Спотыкаясь о камень, я падаю на колени, хватая пригоршни белого песка; чувствую, как он просачивается сквозь мои пальцы, словно вода. Словно надежда. Как я вообще могла подумать, что смогу изменить этого человека?
— Ив.
Я вздрагиваю от ужаса. Он последовал за мной. Я выплюнула в его адрес слова ненависти и яда, и теперь он здесь, чтобы сделать мне соответствующий выговор.
Он останавливается примерно в метре от меня. Здесь так темно, что я не вижу его лица, только очертания его массивной фигуры в радужном лунном свете.
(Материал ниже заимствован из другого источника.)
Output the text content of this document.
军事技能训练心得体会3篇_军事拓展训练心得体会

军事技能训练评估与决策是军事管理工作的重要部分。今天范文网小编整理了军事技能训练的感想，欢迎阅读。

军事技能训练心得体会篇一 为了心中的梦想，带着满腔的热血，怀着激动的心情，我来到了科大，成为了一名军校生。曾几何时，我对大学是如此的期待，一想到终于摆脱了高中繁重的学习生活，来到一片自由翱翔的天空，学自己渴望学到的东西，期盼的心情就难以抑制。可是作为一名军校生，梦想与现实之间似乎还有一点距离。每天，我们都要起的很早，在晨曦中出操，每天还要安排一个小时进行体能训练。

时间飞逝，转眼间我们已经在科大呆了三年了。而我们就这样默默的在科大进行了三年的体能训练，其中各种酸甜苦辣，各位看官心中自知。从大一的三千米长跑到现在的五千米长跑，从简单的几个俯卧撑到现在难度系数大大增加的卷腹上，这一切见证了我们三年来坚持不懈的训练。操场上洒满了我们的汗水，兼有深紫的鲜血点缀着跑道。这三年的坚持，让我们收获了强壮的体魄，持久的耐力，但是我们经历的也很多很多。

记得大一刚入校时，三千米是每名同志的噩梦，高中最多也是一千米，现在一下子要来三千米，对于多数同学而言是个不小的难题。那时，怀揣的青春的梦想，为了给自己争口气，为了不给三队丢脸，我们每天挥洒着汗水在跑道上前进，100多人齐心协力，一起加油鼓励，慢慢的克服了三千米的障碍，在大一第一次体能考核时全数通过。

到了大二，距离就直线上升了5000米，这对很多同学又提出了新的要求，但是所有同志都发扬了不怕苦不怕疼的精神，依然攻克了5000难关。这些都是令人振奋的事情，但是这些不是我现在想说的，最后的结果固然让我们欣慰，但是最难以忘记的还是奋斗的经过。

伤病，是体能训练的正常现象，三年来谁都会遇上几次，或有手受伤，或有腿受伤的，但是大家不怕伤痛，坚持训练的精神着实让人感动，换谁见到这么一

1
— Это было настоящее шоу, mi alma.
Я чувствую его гнев и что-то еще.
— Оставь меня в покое, Данте, — хриплю я. — Пожалуйста… просто оставь меня в покое.
— Я никогда не соглашусь сделать это.
Он встает передо мной и заключает меня в объятия. Данте держит меня в своих объятиях вот так очень долго, удерживая ладонью мою голову, моя щека прижата к его груди, его сердце стучит как гром сквозь рубашку. Он держит меня так до тех пор, пока все, что я не начинаю чувствовать к нему - это гораздо более мягкие эмоции, чем ненависть.
Как его прикосновения могут быть такими приятными, когда все в нас неправильно?
— Не заставляй меня выбирать, — шепчу я.
Пауза.
— Между чем, мой ангел?
— Между тобой и тем, что правильно.
— Мы — это правильно, Ив. Чертовски правильно, — яростно заявляет он. — Просто мой способ чтобы показать это — хреновый, как и у тебя тоже, — он начинает поглаживать меня по спине, бормоча слова, от которых у меня на глаза наворачиваются слезы. — Не отказывайся от меня, детка. Ты — единственный свет, который я вижу.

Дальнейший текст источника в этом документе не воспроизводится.